The two men retrieved their coats and headed outdoors. The streets of Godforsaken Omaha were the usual mess of mud churned up and frozen into ruts covered with hard-packed snow that was brown with manure. In the business district near Douglas Street, there were wide planks for walking, although these, too, were treacherous no matter the season. The street here had tracks laid and a cable car, electrified by a wire dangling precariously above it, that chugged up and down, ringing its jolly bell at every stop; the city was inordinately proud of it, and it was crowded at all times. In the distance, the Paxton Hotel on Farnam rose a whopping five stories, and the new Bee building, almost complete next to the city hall, was going to top out at seven. There were restaurants and shops and busybody ladies’ societies and churches and an opera house and schools and banks, as well as a decent red-light district for a man with money and particular preferences, but Omaha was still a cow town when you got right down to it. The stockyard stench marinated the town in summer and not even the most bracing winter winds could completely chase it away. Wild packs of dogs sometimes terrorized citizens; fistfights, canings, and the occasional gunfight were not unusual. And the only decent meal a fellow could have was steak. Steak for breakfast, steak for supper, steak for dinner.

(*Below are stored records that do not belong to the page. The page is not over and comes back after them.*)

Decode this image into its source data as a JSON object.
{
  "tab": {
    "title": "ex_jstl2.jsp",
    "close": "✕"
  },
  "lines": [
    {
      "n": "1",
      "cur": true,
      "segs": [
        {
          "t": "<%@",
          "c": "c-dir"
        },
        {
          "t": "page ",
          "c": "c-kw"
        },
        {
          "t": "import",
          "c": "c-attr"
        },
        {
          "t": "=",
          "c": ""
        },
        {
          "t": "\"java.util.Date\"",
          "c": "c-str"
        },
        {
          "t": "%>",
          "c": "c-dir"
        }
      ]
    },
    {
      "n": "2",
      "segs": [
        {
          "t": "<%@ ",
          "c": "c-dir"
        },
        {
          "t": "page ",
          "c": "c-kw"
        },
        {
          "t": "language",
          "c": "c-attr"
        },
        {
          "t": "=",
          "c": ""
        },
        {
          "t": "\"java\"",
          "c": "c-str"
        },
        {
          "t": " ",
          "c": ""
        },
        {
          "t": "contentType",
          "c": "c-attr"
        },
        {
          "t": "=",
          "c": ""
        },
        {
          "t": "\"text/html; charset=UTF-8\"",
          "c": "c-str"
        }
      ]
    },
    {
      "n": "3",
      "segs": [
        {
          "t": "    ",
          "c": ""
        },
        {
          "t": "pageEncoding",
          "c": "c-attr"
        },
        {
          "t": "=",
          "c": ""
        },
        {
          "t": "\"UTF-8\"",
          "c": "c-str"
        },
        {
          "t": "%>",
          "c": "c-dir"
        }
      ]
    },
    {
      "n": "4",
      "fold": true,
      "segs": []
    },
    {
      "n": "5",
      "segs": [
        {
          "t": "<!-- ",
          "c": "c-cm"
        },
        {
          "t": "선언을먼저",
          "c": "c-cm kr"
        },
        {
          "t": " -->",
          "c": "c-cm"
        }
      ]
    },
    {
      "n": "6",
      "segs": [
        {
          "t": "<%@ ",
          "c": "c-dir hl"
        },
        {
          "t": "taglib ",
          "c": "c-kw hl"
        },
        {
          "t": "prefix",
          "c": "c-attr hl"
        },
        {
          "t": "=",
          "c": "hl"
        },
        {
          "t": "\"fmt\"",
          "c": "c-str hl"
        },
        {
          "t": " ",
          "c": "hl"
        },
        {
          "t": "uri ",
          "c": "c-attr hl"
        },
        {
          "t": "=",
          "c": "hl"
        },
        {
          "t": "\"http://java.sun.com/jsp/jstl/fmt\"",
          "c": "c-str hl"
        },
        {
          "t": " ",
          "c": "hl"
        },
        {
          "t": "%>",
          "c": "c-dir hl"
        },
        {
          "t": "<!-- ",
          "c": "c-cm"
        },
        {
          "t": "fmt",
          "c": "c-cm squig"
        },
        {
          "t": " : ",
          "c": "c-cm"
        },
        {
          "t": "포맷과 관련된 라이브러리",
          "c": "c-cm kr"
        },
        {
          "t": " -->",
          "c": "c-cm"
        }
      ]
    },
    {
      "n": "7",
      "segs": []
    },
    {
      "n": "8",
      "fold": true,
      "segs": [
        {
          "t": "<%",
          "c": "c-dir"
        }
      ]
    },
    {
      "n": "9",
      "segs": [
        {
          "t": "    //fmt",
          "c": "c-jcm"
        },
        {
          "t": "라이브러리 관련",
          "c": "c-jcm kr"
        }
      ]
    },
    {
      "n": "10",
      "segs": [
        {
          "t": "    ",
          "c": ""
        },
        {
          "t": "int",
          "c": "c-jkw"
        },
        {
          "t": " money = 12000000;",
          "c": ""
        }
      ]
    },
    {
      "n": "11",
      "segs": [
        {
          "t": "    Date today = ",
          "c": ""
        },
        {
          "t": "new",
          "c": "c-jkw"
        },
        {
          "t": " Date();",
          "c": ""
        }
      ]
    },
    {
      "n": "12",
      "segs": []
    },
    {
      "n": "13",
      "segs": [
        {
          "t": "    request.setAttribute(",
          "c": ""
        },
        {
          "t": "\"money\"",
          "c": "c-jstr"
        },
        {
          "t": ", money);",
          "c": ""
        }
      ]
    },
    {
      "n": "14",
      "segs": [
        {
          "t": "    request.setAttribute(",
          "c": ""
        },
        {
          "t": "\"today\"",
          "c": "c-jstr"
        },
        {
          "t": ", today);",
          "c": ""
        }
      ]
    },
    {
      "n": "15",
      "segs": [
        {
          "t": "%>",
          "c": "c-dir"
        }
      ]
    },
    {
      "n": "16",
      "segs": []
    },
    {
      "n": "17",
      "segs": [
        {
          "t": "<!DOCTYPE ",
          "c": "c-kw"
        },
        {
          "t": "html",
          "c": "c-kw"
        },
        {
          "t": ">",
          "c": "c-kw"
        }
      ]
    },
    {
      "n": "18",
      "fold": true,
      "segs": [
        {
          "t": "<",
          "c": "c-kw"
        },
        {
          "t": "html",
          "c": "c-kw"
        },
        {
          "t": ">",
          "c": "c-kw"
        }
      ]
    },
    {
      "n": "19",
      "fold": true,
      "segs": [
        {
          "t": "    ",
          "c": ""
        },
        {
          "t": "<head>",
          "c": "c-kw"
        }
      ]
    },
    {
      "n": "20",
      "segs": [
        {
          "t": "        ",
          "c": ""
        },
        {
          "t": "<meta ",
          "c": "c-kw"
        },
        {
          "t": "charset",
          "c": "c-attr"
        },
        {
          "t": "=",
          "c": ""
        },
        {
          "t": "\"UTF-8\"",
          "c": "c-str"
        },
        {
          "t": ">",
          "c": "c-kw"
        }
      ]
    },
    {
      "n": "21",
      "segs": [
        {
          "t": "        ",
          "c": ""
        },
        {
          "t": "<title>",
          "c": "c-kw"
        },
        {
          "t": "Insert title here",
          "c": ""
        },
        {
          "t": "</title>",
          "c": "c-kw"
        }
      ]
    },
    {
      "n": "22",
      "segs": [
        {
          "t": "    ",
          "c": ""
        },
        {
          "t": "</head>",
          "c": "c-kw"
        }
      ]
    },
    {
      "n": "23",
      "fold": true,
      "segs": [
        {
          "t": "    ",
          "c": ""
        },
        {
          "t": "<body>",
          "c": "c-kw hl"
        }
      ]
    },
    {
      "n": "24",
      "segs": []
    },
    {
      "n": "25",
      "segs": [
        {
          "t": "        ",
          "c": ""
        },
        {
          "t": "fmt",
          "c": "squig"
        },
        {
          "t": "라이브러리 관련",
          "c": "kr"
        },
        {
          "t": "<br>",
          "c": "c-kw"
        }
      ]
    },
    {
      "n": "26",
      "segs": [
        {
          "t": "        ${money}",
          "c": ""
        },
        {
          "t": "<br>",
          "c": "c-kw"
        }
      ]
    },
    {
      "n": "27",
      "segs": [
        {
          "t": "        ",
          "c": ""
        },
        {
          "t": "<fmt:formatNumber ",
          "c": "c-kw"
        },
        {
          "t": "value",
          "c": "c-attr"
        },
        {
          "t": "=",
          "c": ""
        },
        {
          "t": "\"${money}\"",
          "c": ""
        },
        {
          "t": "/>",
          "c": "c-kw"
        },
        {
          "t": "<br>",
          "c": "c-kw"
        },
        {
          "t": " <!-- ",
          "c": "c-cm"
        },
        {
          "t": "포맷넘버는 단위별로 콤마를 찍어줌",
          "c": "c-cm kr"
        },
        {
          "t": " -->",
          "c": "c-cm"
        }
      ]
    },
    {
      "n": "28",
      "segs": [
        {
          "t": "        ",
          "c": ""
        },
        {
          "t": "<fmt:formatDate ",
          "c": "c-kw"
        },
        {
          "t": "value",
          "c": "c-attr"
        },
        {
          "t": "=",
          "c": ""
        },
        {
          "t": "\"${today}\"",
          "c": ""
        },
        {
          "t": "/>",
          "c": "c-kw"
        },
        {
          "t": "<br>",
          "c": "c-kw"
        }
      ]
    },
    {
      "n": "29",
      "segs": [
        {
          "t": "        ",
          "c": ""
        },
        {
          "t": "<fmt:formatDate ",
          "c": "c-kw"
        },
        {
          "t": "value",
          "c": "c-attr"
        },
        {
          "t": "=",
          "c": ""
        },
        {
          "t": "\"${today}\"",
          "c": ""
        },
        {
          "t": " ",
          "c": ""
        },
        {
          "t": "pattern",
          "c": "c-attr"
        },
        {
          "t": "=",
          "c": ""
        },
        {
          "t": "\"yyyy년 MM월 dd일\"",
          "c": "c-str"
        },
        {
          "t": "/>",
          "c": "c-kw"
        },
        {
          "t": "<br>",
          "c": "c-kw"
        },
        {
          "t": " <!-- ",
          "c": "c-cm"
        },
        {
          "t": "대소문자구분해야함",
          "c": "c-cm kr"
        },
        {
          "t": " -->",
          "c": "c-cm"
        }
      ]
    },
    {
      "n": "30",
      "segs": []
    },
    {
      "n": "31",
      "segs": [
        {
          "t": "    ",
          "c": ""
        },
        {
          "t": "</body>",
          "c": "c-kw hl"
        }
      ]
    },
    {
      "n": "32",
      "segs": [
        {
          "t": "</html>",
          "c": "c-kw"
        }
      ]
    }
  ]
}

Christ, what Gavin wouldn’t give for a fresh oyster.
The two men stood for a moment outside; the sky was low but not threatening, a few soft snowflakes lazily drifted down, so sporadically that they barely registered. It was warm today, warmer than it had been, which was why the sleighing party had set out. It was only one o’clock, lunchtime, so he’d take advantage of the spread at the Lily, the usual boiled eggs and pickled beets and slices of tongue. His hunger roared to life and he patted his doughy stomach in embarrassment; he was going to seed here in Godforsaken Omaha, that was for damn sure. All he did was eat and drink and play cards and churn out ridiculous lies. The slim, taut young fellow he’d been in New York, vibrating with ambition and purpose, was only a memory now. A mocking memory.
Godforsaken Omaha—make that Godforsaken Nebraska, might as well throw in the entire state—had robbed him of his purpose. This damn West, with its damn stupid boosters and backroom deals and rubes falling for every scheme, every trick at the card table, every pamphlet filled with lies about the land and its opportunities—it had simply flattened him.
And still they came, those seekers and dreamers and swallowers of lies. Every day during the warm months, the train disgorged parties of them, families with grannies and babes in arms, wary bachelors. The depot was filled with the cacophony of other languages and the cries of hucksters trying to rob them of whatever meager savings they had brought with them—Wagon for sale! Mules for transport! Claims filed here, no questions asked!—and then they’d take the money and run. Or the wagon wouldn’t have wheels. Or the mules would be tubercular.
But they all, eventually, left Omaha for points west, north, or south, sometimes on foot, sometimes on those sorry mules, sometimes in wagons that creaked and swayed and jolted. They left with paperwork in their hands, a promise that many would never fulfill.
And every day, the trains heading east filled up with those who had given up, had discovered the truth and been defeated by it: that this land of grasshoppers and fires and drought and monstrous blizzards would not be as easily tamed as Gavin and his fellow brothers-in-crime had promised.
Still, more came west than returned east. Land, no matter how hard and unyielding, was never short of those who wanted to own it. It was infantile, this belief, infantile and stupid, Gavin thought. Just like the rubes who believed it.
Just when had Gavin grown so cynical? Just when had he lost his love for his fellow man?
“I think I’ll go for a stroll,” Gavin said. Suddenly, he couldn’t bear being inside a stuffy bar full of cynics like himself. He stopped, turned around, and left Forsythe at the door of the Lily.